From the window, I could see you stomping outside. The front door slammed so violently the whole house shook. As you walked back to where I was standing on my front porch, I heard a loud crash coming out of your house's kitchen, followed by shouts of outrage and another fight between your parents.

Your face was grim when you reached me, holding me so tightly, inhaling my scent as if you would float away if you didn't remember it. Faintly, I could hear the yelling coming out of your house. Something about having a son who didn't know how to like a girl like any normal boy would and whose fault it was.

I held my breath. "You told them."

"I did," you replied flatly.

I clutched onto you tighter and whispered, "Sam."

"It's okay."

I thought about broken bones, about unresolved rage, about sadness at the tip of your tongue, about desperation when you clung onto me. "How is that ever okay?"

"It doesn't matter. There's nothing we can do about it now."

"But we could have—we could have stayed silent. I wouldn't object to that—"

"No," you cut off. When you pulled back, I recognized you. My soft-hearted friend. "You're important to me, Roo, and I won't ever lie about that anymore. I'm not going to have it. If they're not going to take it then I'm leaving them for good." Even though your smile was sad, I saw the resolution in it. Unfurling inside me was warmth I didn't know I could feel anymore.

If someone had told me that was how hope felt like—blinding, overwhelming, all-encompassing—I wouldn't have believed them.

Later that night, you would take your chance to be on top and I remember vividly the way you told me how gorgeous I was lying under you, pale eyes looked almost dark with desire, and how good it felt to be inside of me. I'd laughed under my breath, but immediately stopped with a gasp when you thrust deeper inside.

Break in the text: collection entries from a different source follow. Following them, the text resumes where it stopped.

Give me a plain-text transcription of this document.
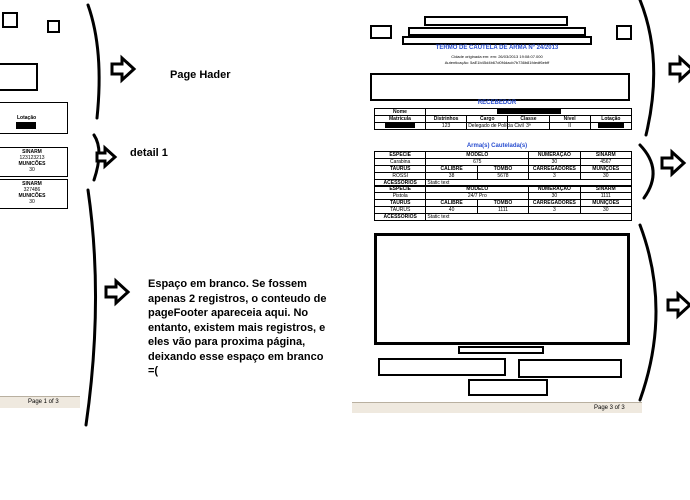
Lotação
SINARM
123123213
MUNICÕES
30
SINARM
327486
MUNICÕES
30
Page 1 of 3
Page Hader
detail 1
Espaço em branco. Se fossem
apenas 2 registros, o conteudo de
pageFooter apareceia aqui. No
entanto, existem mais registros, e
eles vão para proxima página,
deixando esse espaço em branco
=(
TERMO DE CAUTELA DE ARMA Nº 24/2013
Cidade originada em: em: 26/03/2013 19:08:07.000
Autenticação: 5aE1b45d4b67d0f4dacb7b736b81fdedf6ebff
RECEBEDOR
Nome					
Matrícula	Distrinhos	Cargo	Classe	Nível	Lotação
	123	Delegado de Polícia Civil	3ª	II	
Arma(s) Cautelada(s)
ESPÉCIE	MODELO		NUMERAÇÃO	SINARM
Carabina	675		30	4567
TAURUS	CALIBRE	TOMBO	CARREGADORES	MUNIÇÕES
ROSSI	38	5678	3	30
ACESSÓRIOS	Static text			
ESPÉCIE	MODELO		NUMERAÇÃO	SINARM
Pistola	24/7 Pro		30	1111
TAURUS	CALIBRE	TOMBO	CARREGADORES	MUNIÇÕES
TAURUS	40	1111	3	30
ACESSÓRIOS	Static text			
Page 3 of 3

"Laughing when you're being fucked isn't good for my ego, Roo." But you were smirking. It made you look much younger, Sam, like you were my kindest and most soft-hearted best friend again instead of the jaded teen.

"It's just, your dirty talk, man."

"What of it?"

"Oh, I don't know. I've known you for too long, I think it doesn't work on me anymore." But I gasped when you did it again.

"Like hell it doesn't."

When you kissed me, Sam, it felt as if I was brought back to life. Lying there in my bed with you smiling down at me, I thought to myself what would ever be better than this? To have you in my arms. To wake up next to you again. To laugh at your jokes and to take our bicycles, pedaling around the town.

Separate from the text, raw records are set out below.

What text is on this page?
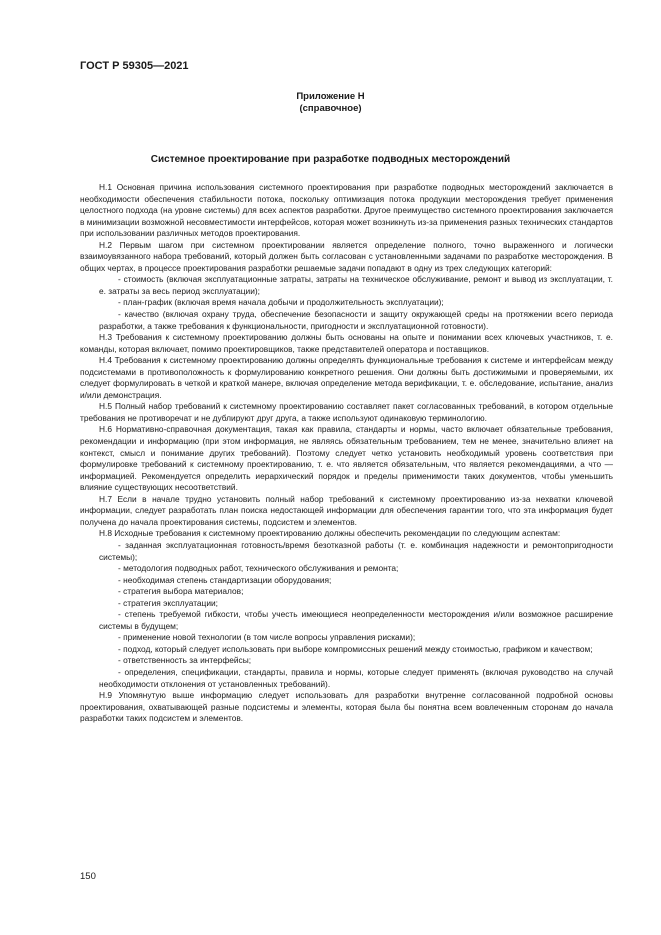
ГОСТ Р 59305—2021
Приложение Н
(справочное)
Системное проектирование при разработке подводных месторождений

Н.1 Основная причина использования системного проектирования при разработке подводных месторождений заключается в необходимости обеспечения стабильности потока, поскольку оптимизация потока продукции месторождения требует применения целостного подхода (на уровне системы) для всех аспектов разработки. Другое преимущество системного проектирования заключается в минимизации возможной несовместимости интерфейсов, которая может возникнуть из-за применения разных технических стандартов при использовании различных методов проектирования.

Н.2 Первым шагом при системном проектировании является определение полного, точно выраженного и логически взаимоувязанного набора требований, который должен быть согласован с установленными задачами по разработке месторождения. В общих чертах, в процессе проектирования разработки решаемые задачи попадают в одну из трех следующих категорий:

- стоимость (включая эксплуатационные затраты, затраты на техническое обслуживание, ремонт и вывод из эксплуатации, т. е. затраты за весь период эксплуатации);

- план-график (включая время начала добычи и продолжительность эксплуатации);

- качество (включая охрану труда, обеспечение безопасности и защиту окружающей среды на протяжении всего периода разработки, а также требования к функциональности, пригодности и эксплуатационной готовности).

Н.3 Требования к системному проектированию должны быть основаны на опыте и понимании всех ключевых участников, т. е. команды, которая включает, помимо проектировщиков, также представителей оператора и поставщиков.

Н.4 Требования к системному проектированию должны определять функциональные требования к системе и интерфейсам между подсистемами в противоположность к формулированию конкретного решения. Они должны быть достижимыми и проверяемыми, их следует формулировать в четкой и краткой манере, включая определение метода верификации, т. е. обследование, испытание, анализ и/или демонстрация.

Н.5 Полный набор требований к системному проектированию составляет пакет согласованных требований, в котором отдельные требования не противоречат и не дублируют друг друга, а также используют одинаковую терминологию.

Н.6 Нормативно-справочная документация, такая как правила, стандарты и нормы, часто включает обязательные требования, рекомендации и информацию (при этом информация, не являясь обязательным требованием, тем не менее, значительно влияет на контекст, смысл и понимание других требований). Поэтому следует четко установить необходимый уровень соответствия при формулировке требований к системному проектированию, т. е. что является обязательным, что является рекомендациями, а что — информацией. Рекомендуется определить иерархический порядок и пределы применимости таких документов, чтобы уменьшить влияние существующих несоответствий.

Н.7 Если в начале трудно установить полный набор требований к системному проектированию из-за нехватки ключевой информации, следует разработать план поиска недостающей информации для обеспечения гарантии того, что эта информация будет получена до начала проектирования системы, подсистем и элементов.

Н.8 Исходные требования к системному проектированию должны обеспечить рекомендации по следующим аспектам:

- заданная эксплуатационная готовность/время безотказной работы (т. е. комбинация надежности и ремонтопригодности системы);

- методология подводных работ, технического обслуживания и ремонта;

- необходимая степень стандартизации оборудования;

- стратегия выбора материалов;

- стратегия эксплуатации;

- степень требуемой гибкости, чтобы учесть имеющиеся неопределенности месторождения и/или возможное расширение системы в будущем;

- применение новой технологии (в том числе вопросы управления рисками);

- подход, который следует использовать при выборе компромиссных решений между стоимостью, графиком и качеством;

- ответственность за интерфейсы;

- определения, спецификации, стандарты, правила и нормы, которые следует применять (включая руководство на случай необходимости отклонения от установленных требований).

Н.9 Упомянутую выше информацию следует использовать для разработки внутренне согласованной подробной основы проектирования, охватывающей разные подсистемы и элементы, которая была бы понятна всем вовлеченным сторонам до начала разработки таких подсистем и элементов.

150
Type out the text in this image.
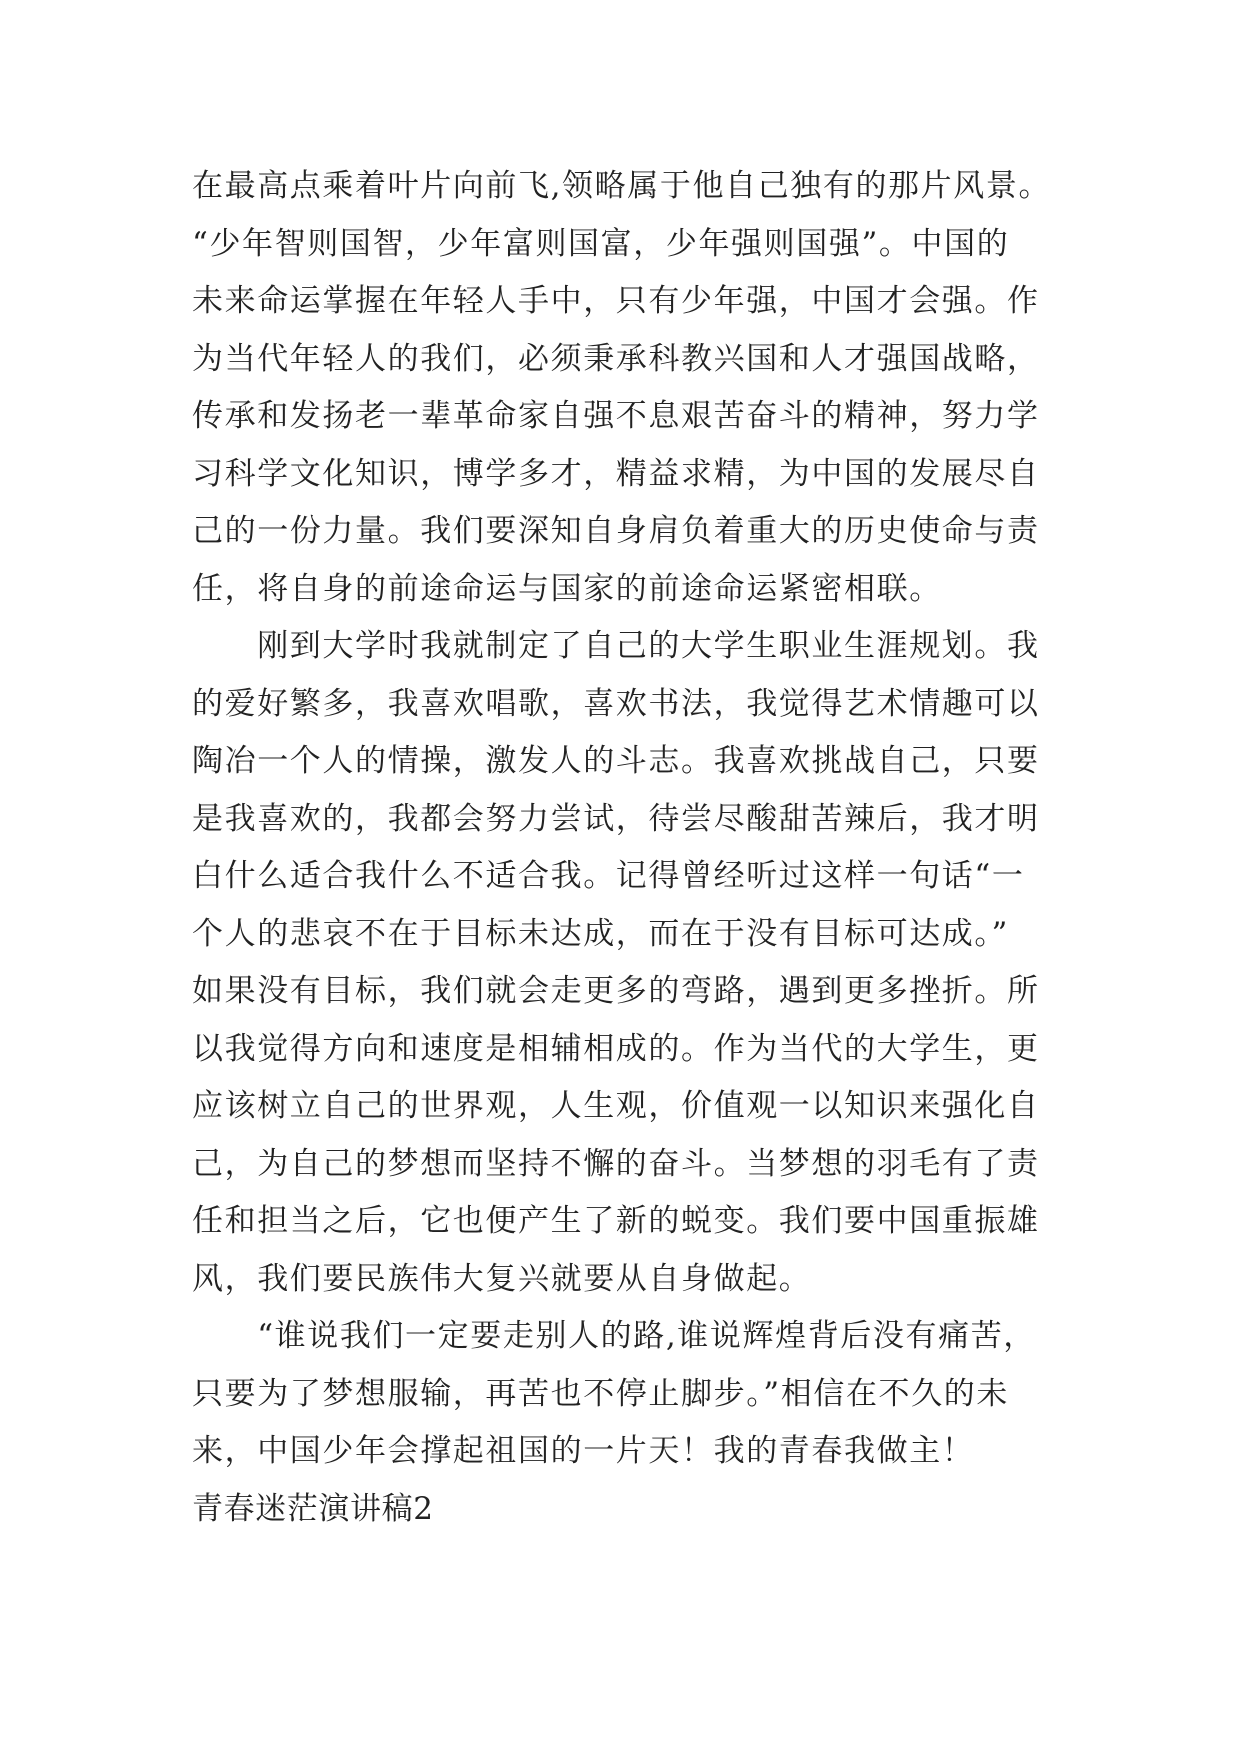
在最高点乘着叶片向前飞,领略属于他自己独有的那片风景。
“少年智则国智，少年富则国富，少年强则国强”。中国的
未来命运掌握在年轻人手中，只有少年强，中国才会强。作
为当代年轻人的我们，必须秉承科教兴国和人才强国战略，
传承和发扬老一辈革命家自强不息艰苦奋斗的精神，努力学
习科学文化知识，博学多才，精益求精，为中国的发展尽自
己的一份力量。我们要深知自身肩负着重大的历史使命与责
任，将自身的前途命运与国家的前途命运紧密相联。
　　刚到大学时我就制定了自己的大学生职业生涯规划。我
的爱好繁多，我喜欢唱歌，喜欢书法，我觉得艺术情趣可以
陶冶一个人的情操，激发人的斗志。我喜欢挑战自己，只要
是我喜欢的，我都会努力尝试，待尝尽酸甜苦辣后，我才明
白什么适合我什么不适合我。记得曾经听过这样一句话“一
个人的悲哀不在于目标未达成，而在于没有目标可达成。”
如果没有目标，我们就会走更多的弯路，遇到更多挫折。所
以我觉得方向和速度是相辅相成的。作为当代的大学生，更
应该树立自己的世界观，人生观，价值观一以知识来强化自
己，为自己的梦想而坚持不懈的奋斗。当梦想的羽毛有了责
任和担当之后，它也便产生了新的蜕变。我们要中国重振雄
风，我们要民族伟大复兴就要从自身做起。
　　“谁说我们一定要走别人的路,谁说辉煌背后没有痛苦，
只要为了梦想服输，再苦也不停止脚步。”相信在不久的未
来，中国少年会撑起祖国的一片天！我的青春我做主！
青春迷茫演讲稿2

We were just a normal pair of teens, and I know, Sam, I know I shouldn't blame myself because not once you had ever blamed me, but on the days like today I'd remember running around, walking, laughing from one place to another. On my back yard, my front porch, sitting on its railing because we'd grown too much to be hanging on the beams anymore, climbing up and jumping down the mango tree you hated as much as you loved, the flamingo pond, the yellow willow park, the small library at the corner of Crossing End Street, swinging on the rusty swing set, the clearing in the north wood, the small lake at the end of it that we'd found one day when we were twelve.

Months after months passed, you were with me, always, and perhaps right then I understood your sadness when no one else was looking. You told me not to mind about it because you were happy when you were with me, but some days I'd find you touching your violin case, cleaning up all the dusts, and I wanted to scream at how unfair everything was. That you should have deserved everything good in the world. You, Sam, because you were everything to me.

When we were lying in my bed side by side, staring at the ceiling, chuckling under our breath, you touched my chin so I'd look at you and smile. You said, "Tell me again."

And I told you, Sam, again and again.